Хотя Адам не стал возражать жене, все-таки внутренне он надеялся, что однажды королева простит их и они смогут вернуться в Англию. Ему нравилась Франция, но все же он был англичанином. И кроме того, он не стал говорить Скай, что надеется кое-что сделать, чтобы переубедить Елизавету.

Близняшки Гвинет и Джоан прибыли из Ирландии в середине апреля, так как задержались по дороге в Корнуолле на свадьбе своей старшей сестры Сузанны с лордом Тревеньяком. Пятнадцатилетняя Сузанна отправила мачехе составленное по всем юридическим правилам письмо, в котором сообщала, что теперь, будучи замужней женщиной, она может сама позаботиться о своих сестрах. Однако близняшкам удалось удрать из поместья своей сестры-протестантки, когда они узнали, что их хотят выдать замуж за братьев ее мужа.

— Видели бы вы их, — хихикала Джоан, — такие прыщавые молодчики с потными руками, которые они всегда норовили запустить нам под юбки, когда никто не видел. Но уж при взрослых — они такие набожные!

Гвинет добавила, смеясь:

— Разумеется, Сузанна была шокирована, когда мы ей сказали, что хотим заключить помолвки с вашими сыновьями, мы ведь любим Эвана и Мурроу. Когда мы сможем обвенчаться с ними?

— Вам всего четырнадцать, — ответила Скай, — поговорим об этом, когда вам исполнится шестнадцать. Этим летом вы останетесь с нами в Аршамбо, а осенью, надеюсь, мне удастся достать вам места фрейлин при дворе молодой французской королевы. Как вам нравится эта мысль: провести несколько месяцев при дворе?

Ответ был написан на сияющих мордашках девочек.

— Жаль, что Анна не приехала с вами, — заметила Скай.

— Она не оставит своих мальчиков, — сказала Джоан, — хоть бы они и разрушили дом О'Малли, — Вот поэтому-то я и послала за вами, — объяснила Скай. — Мне бы не хотелось, чтобы вас схватили при этом.

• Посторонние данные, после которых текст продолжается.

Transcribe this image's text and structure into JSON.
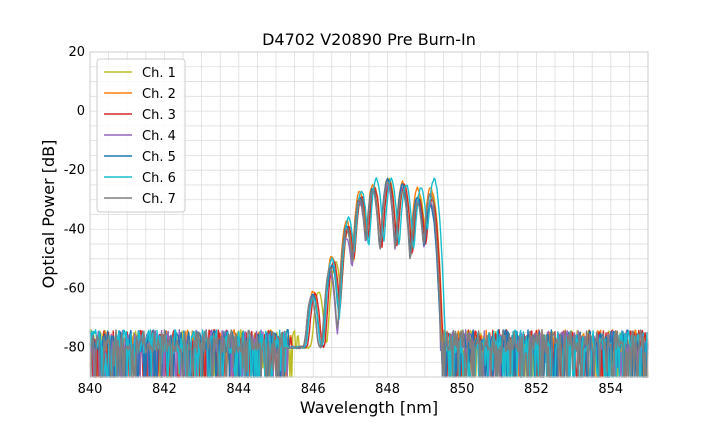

Джоан и Гвинет быстро вписались в семейный распорядок де Савилей, объединившись с их сводной сестрой Виллоу и ее подружками в играх и занятиях.

29 апреля у Скай начались роды.

— Что-то рановато, — заметила Габи. — Но видно, что ребенок уже большой и готов родиться. Иногда природа ошибается.

— Вовсе нет, — заметила Эйбхлин О'Малли, приехавшая со своими племянницами из Ирландии, чтобы помочь очередным родам своей сестры.

Салон в апартаментах Скай и Адама превратили в родильную, и все дамы замка стремились помочь Скай, что, по мнению Эйбхлин, вовсе не было необходимым. Хотя у Скай это был восьмой ребенок, легких родов не ожидалось. Схватки следовали одна за другой. В перерывах Скай нервно ходила по комнате, чувствуя, как по спине под рубашкой течет пот.

— Может, это ложные схватки? — говорила она Эйбхлин. — Все это не похоже на прежние роды.

— Чем же, сестра? — спрашивала Эйбхлин, стараясь не выдать собственного волнения.

— Мне что-то плохо с самого начала, и ребенок не такой подвижный, как обычно.

Эйбхлин облегченно вздохнула:

— Это ведь каждый раз по-разному, Скай. Меня беспокоит, что он что-то медленно выходит. Обычно у тебя получалось быстрее.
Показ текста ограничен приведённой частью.